Shell says sale of 17 assets “active” after posting 72% slide in Q2 earnings

Shell CEO Ben van Beurden
Shell CEO Ben van Beurden

The boss at Royal Dutch Shell (LON: RDSB) said today that the firm is “enjoying” the benefits of recent efforts to get its North Sea business in shape, but declined to rule out additional job losses.

Shell chief executive Ben van Beurden said the company had done more to lower costs and enhance reliability in the North Sea than in any other mature basin.

Speaking after Shell reported a 72% drop in second quarter earnings, Mr van Beurden said the companies’ North Sea portfolio was “contributing” in the face of “tough” economic conditions.

Mr van Beurden also said the Anglo-Dutch energy giant was firmly on track to hit its target for asset sales of $30billion (£22.8billion) in 2016-18.

Shell chief financial officer Simon Henry said transactions for 17 separate assets were “active” and that discussions with potential buyers were taking place in “most cases”.

Mr Henry said the sales process was driven by value, not time, and that Shell was not looking to offload assets at “giveaway prices”.

He declined to name any of the assets, but the company earlier said its portfolio of North Sea infrastructure was under review.

Mr van Beurden said yesterday: “We will take a view on our North Sea portfolio from a strategic perspective. Will that lead to more jobs being lost? At this time there are no new announcements.”
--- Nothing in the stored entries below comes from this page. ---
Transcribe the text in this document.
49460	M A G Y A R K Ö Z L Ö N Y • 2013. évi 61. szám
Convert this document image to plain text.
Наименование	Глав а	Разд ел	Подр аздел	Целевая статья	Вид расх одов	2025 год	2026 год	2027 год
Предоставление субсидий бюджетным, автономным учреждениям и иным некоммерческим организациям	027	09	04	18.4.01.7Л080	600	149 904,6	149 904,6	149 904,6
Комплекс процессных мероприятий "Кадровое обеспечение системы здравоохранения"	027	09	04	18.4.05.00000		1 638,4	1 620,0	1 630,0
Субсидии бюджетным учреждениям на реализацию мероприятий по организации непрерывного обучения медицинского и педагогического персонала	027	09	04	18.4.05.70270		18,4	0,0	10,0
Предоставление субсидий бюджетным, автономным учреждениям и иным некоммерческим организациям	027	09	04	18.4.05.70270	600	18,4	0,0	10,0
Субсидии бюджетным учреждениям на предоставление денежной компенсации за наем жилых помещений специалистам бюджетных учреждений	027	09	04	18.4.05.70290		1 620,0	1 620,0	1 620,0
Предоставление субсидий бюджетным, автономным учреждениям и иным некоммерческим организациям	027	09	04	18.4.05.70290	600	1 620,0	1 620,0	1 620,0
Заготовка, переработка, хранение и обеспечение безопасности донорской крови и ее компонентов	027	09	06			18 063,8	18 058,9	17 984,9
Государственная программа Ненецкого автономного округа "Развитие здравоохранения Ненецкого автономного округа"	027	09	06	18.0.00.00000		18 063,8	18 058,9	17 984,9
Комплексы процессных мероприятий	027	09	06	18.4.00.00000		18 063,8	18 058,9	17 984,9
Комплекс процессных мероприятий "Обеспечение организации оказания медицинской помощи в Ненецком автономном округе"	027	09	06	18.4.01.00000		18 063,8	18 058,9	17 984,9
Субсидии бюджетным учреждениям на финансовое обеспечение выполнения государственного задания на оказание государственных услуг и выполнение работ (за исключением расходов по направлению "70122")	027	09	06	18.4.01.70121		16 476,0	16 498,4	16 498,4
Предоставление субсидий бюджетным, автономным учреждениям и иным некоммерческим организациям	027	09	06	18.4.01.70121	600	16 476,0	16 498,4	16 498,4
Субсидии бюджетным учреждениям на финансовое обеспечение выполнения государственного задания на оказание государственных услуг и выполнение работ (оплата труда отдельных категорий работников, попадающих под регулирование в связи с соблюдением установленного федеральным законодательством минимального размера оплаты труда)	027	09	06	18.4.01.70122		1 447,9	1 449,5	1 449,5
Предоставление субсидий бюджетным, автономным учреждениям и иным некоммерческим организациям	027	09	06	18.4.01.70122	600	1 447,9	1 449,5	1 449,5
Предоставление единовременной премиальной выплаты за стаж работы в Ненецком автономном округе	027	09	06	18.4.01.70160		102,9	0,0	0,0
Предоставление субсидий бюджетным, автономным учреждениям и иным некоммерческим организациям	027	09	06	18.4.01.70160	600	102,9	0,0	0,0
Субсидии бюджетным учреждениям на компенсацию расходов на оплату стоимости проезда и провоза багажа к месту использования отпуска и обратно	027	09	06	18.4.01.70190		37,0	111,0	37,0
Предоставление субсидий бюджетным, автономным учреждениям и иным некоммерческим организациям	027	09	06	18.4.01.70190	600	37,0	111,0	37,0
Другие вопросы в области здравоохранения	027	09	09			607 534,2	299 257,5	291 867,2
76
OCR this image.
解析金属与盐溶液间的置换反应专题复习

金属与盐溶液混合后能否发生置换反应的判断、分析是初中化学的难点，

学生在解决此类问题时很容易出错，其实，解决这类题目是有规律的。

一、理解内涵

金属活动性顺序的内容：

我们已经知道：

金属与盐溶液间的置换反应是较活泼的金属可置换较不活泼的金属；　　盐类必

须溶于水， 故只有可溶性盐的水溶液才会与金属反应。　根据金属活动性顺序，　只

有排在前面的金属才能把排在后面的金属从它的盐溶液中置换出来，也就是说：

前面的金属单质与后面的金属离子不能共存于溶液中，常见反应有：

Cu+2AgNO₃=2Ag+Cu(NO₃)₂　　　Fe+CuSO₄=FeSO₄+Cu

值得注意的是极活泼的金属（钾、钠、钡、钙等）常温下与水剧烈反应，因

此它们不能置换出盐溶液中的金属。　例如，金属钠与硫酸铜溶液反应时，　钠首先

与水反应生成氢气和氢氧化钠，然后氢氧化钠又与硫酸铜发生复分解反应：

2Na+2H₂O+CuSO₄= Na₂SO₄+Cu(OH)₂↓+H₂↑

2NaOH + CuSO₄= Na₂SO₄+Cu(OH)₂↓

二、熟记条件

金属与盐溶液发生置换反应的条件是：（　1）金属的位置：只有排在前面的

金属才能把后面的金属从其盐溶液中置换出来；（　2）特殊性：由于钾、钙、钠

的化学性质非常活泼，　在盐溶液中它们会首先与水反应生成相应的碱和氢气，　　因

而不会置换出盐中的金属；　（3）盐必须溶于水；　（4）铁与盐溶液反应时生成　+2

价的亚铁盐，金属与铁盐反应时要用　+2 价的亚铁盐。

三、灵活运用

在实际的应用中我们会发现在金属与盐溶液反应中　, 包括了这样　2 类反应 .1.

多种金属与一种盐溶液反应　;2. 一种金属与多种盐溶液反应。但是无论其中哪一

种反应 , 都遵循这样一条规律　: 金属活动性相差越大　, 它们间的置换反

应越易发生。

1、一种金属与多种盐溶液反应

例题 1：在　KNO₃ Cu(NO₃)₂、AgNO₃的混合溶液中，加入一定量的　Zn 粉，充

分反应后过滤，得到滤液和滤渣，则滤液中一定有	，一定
He added: “We are enjoying the actions we have taken. The improvements we’ve made in the North Sea are a pathfinder for other aspects of our upstream portfolio.”

Shell previously announced plans to shed about 12,500 roles globally this year due to a combination of low oil prices and its takeover of BG Group, which went through in February.

In May, the firm said the headcount for its North Sea operations would drop by 475 to 1,700 as part of the reductions.

In yesterday’s update, Mr van Beurden said Shell was in the midst of a “transitional” year and insisted the firm was making progress in efforts to bring its costs and capital expenditure in line with the current economic conditions.

During Shell’s second quarter, current cost of supplies earnings excluding identified items – the company’s definition of net income – came in at £760million, down 72% on the same period a year ago.

The company notched up pre-tax profits of £730million compared with £4.2billion in the second quarter of 2015.

Its shares dropped more than 3% on the London Stock Exchange this morning.